Song selection for Romano is an instinctive rather than intellectual process. “The songs choose me,” he says. “I marry a song and it’s in my head all the time. I play with the tune, and through that ideas come up.”
There’s an elegantly understated quality in Romano’s fluent playing that evokes the legendary McCoy Tyner. Roberto Occhipinti observed that quality, harnessing it for his composition “Via Romano.” “We had been rehearsing at Mario’s house, and he played a McCoy Tyner kind of figure. I decided to use that as a starting point of a tune I’d write for him. For a title, I thought ‘Romano’s Way,” or, in Italian, ‘Via Romano,’ would be an apt dedication.”
For his original composition, the sweetly haunting ballad “Those Damn I Love Yous,” Mario called upon talented Toronto jazz vocalist Kristy Cardinali. “I just love her voice,” he says. “It’s very clean and pure, and she has a way of singing that’s like whispering in your ear.”
The Quartet was afforded the luxury of time in recording Valentina, and they took full advantage. “We weren’t under the gun, watching the clock, and I think it shows,” says Pat LaBarbera. “This is one of the best records for the sound of my saxophone.” Considering the countless number of recordings he has made during a stellar 50 year long career, that’s saying something. One listen to his stellar work on tunes like “Nardis” and “Norwegian Wood” (a tune Pat played nightly for years in Buddy Rich’s band) and you’ll agree.

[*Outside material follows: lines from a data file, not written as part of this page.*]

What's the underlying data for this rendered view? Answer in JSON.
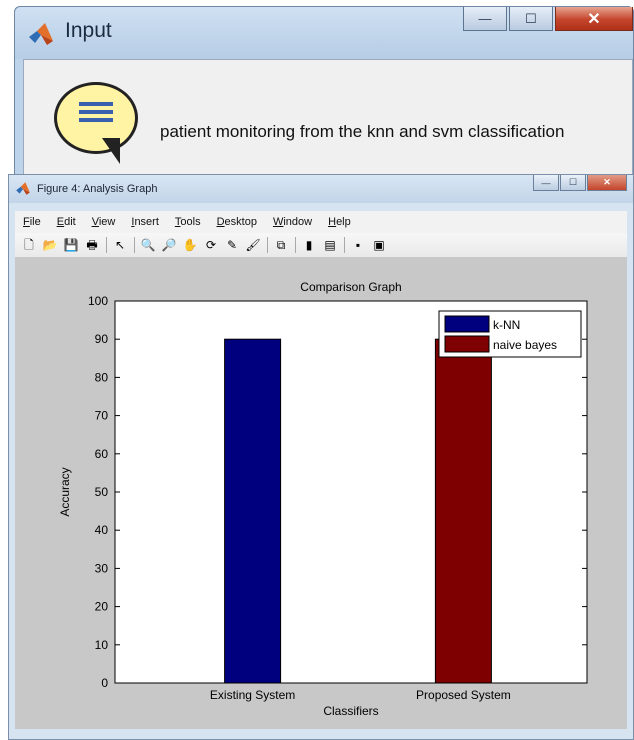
{
  "input_dialog": {
    "title": "Input",
    "message": "patient monitoring from the knn and svm classification",
    "buttons": {
      "minimize": "—",
      "maximize": "☐",
      "close": "✕"
    }
  },
  "figure_window": {
    "title": "Figure 4: Analysis Graph",
    "buttons": {
      "minimize": "—",
      "maximize": "☐",
      "close": "✕"
    },
    "menu": [
      "File",
      "Edit",
      "View",
      "Insert",
      "Tools",
      "Desktop",
      "Window",
      "Help"
    ],
    "toolbar": [
      {
        "name": "new-file-icon",
        "glyph": "🗋"
      },
      {
        "name": "open-folder-icon",
        "glyph": "📂"
      },
      {
        "name": "save-icon",
        "glyph": "💾"
      },
      {
        "name": "print-icon",
        "glyph": "🖶"
      },
      {
        "sep": true
      },
      {
        "name": "pointer-icon",
        "glyph": "↖"
      },
      {
        "sep": true
      },
      {
        "name": "zoom-in-icon",
        "glyph": "🔍"
      },
      {
        "name": "zoom-out-icon",
        "glyph": "🔎"
      },
      {
        "name": "pan-hand-icon",
        "glyph": "✋"
      },
      {
        "name": "rotate-3d-icon",
        "glyph": "⟳"
      },
      {
        "name": "data-cursor-icon",
        "glyph": "✎"
      },
      {
        "name": "brush-icon",
        "glyph": "🖌"
      },
      {
        "sep": true
      },
      {
        "name": "link-plot-icon",
        "glyph": "⧉"
      },
      {
        "sep": true
      },
      {
        "name": "colorbar-icon",
        "glyph": "▮"
      },
      {
        "name": "legend-icon",
        "glyph": "▤"
      },
      {
        "sep": true
      },
      {
        "name": "hide-plot-tools-icon",
        "glyph": "▪"
      },
      {
        "name": "show-plot-tools-icon",
        "glyph": "▣"
      }
    ]
  },
  "chart_data": {
    "type": "bar",
    "title": "Comparison Graph",
    "xlabel": "Classifiers",
    "ylabel": "Accuracy",
    "categories": [
      "Existing System",
      "Proposed System"
    ],
    "ylim": [
      0,
      100
    ],
    "yticks": [
      0,
      10,
      20,
      30,
      40,
      50,
      60,
      70,
      80,
      90,
      100
    ],
    "series": [
      {
        "name": "k-NN",
        "color": "#00007f",
        "values": [
          90,
          null
        ]
      },
      {
        "name": "naive bayes",
        "color": "#7f0000",
        "values": [
          null,
          90
        ]
      }
    ],
    "legend_position": "top-right",
    "grid": false
  }
}
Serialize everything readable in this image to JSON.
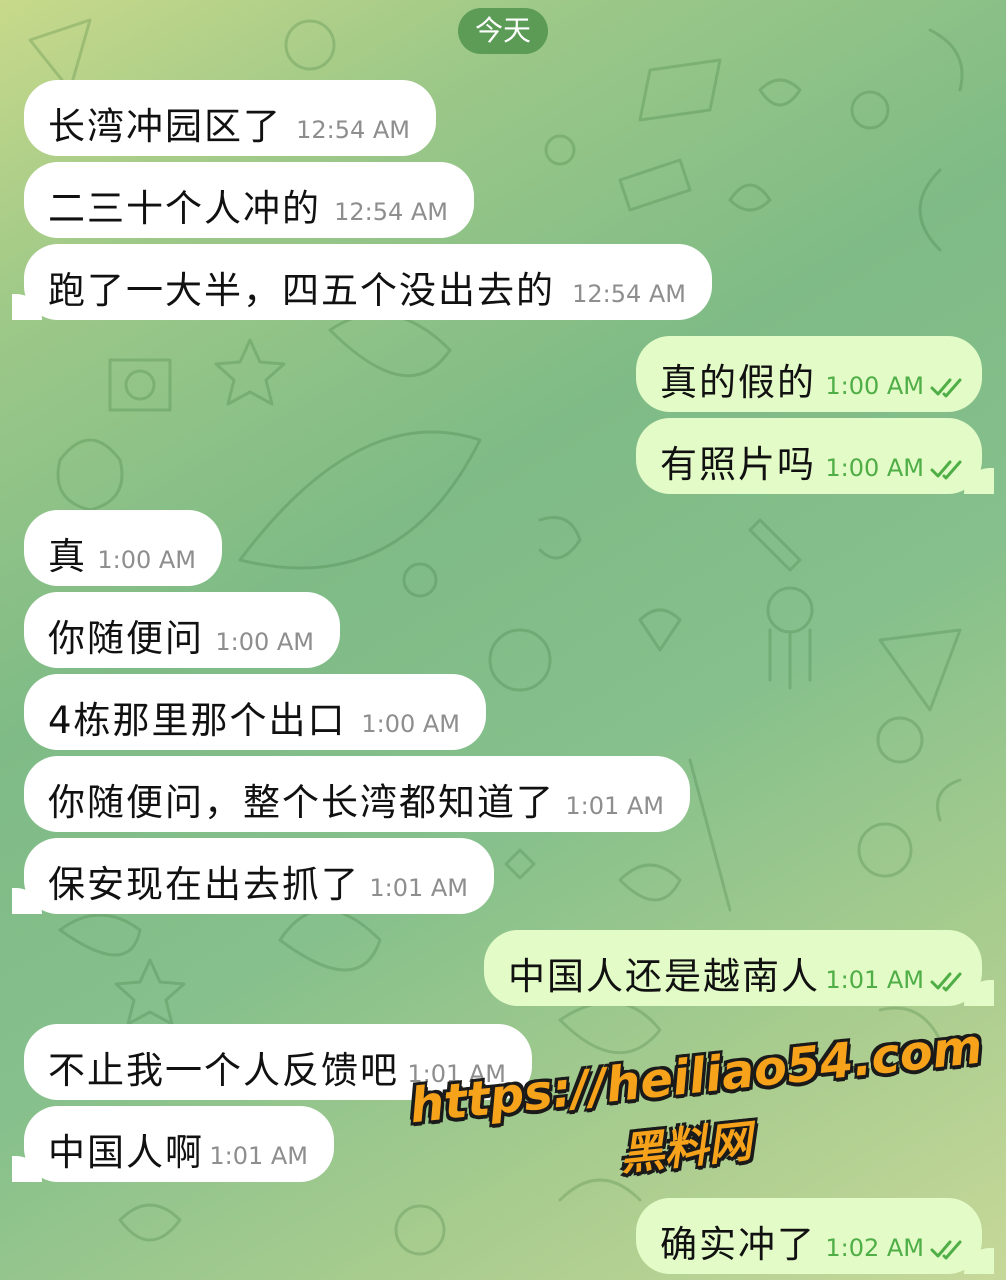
{
  "date_label": "今天",
  "messages": [
    {
      "dir": "in",
      "text": "长湾冲园区了",
      "time": "12:54 AM"
    },
    {
      "dir": "in",
      "text": "二三十个人冲的",
      "time": "12:54 AM"
    },
    {
      "dir": "in",
      "text": "跑了一大半，四五个没出去的",
      "time": "12:54 AM"
    },
    {
      "dir": "out",
      "text": "真的假的",
      "time": "1:00 AM",
      "status": "read"
    },
    {
      "dir": "out",
      "text": "有照片吗",
      "time": "1:00 AM",
      "status": "read"
    },
    {
      "dir": "in",
      "text": "真",
      "time": "1:00 AM"
    },
    {
      "dir": "in",
      "text": "你随便问",
      "time": "1:00 AM"
    },
    {
      "dir": "in",
      "text": "4栋那里那个出口",
      "time": "1:00 AM"
    },
    {
      "dir": "in",
      "text": "你随便问，整个长湾都知道了",
      "time": "1:01 AM"
    },
    {
      "dir": "in",
      "text": "保安现在出去抓了",
      "time": "1:01 AM"
    },
    {
      "dir": "out",
      "text": "中国人还是越南人",
      "time": "1:01 AM",
      "status": "read"
    },
    {
      "dir": "in",
      "text": "不止我一个人反馈吧",
      "time": "1:01 AM"
    },
    {
      "dir": "in",
      "text": "中国人啊",
      "time": "1:01 AM"
    },
    {
      "dir": "out",
      "text": "确实冲了",
      "time": "1:02 AM",
      "status": "read"
    }
  ],
  "watermark": {
    "url": "https://heiliao54.com",
    "name": "黑料网"
  },
  "colors": {
    "incoming_bubble": "#ffffff",
    "outgoing_bubble": "#e2fbc7",
    "outgoing_time": "#4fae46",
    "read_check": "#4fae46",
    "date_pill": "#468c46",
    "watermark": "#f6a21a"
  },
  "icons": {
    "read_status": "double-check-icon"
  }
}
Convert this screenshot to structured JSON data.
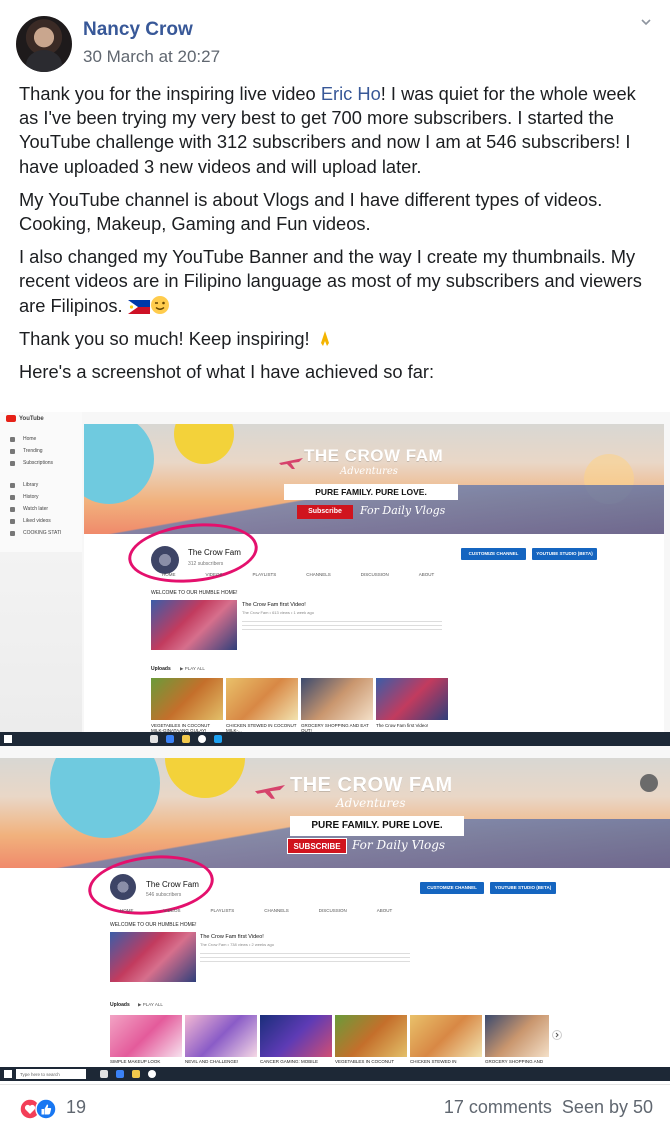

Mark Kelso also sees Valentina as representing “one of my personal best recorded jazz performances. Mario's arrangements are very hip rhythmically so they are especially fun for me to play. I see the album as a great mixture of the lyrical and rhythmic.”
Romano’s three bandmates and producer have recorded and performed together on dozens of occasions, and their musical empathy is clearly audible on Valentina. In turn, Mario’s prowess as a pianist and arranger caught the ear of his comrades. “He’s modest about his skills, but I’d be more than happy to have half his technique,” says Roberto. To LaBarbera, “His treatment of standards is refreshingly original because he plays from pure inspiration.”
To Peter Cardinali, “Mario comes up with some great left-field ideas that really pique my interest. I then do what I do production wise and that involves arranging on the floor as well.” Romano cites “Autumn Leaves” as an example of their collaborative approach. “Peter came up with a really good idea to cut the melody in half time, so now it is like a ballad being played over a Latin feel.”
Over the last couple of years Mario has honed his performance chops too. A 2008 concert at Brampton’s Rose Theatre was a sold-out success, and a performance at Toronto’s 2009 Art of Jazz festival drew rave reviews. This past July, he and his band had four shows at Italy’s famed Atina Jazz Festival, to equally positive response.
With Valentina, Mario Romano has written a love letter to jazz, and has done so with genuine passion and poetic imagination. Read it now!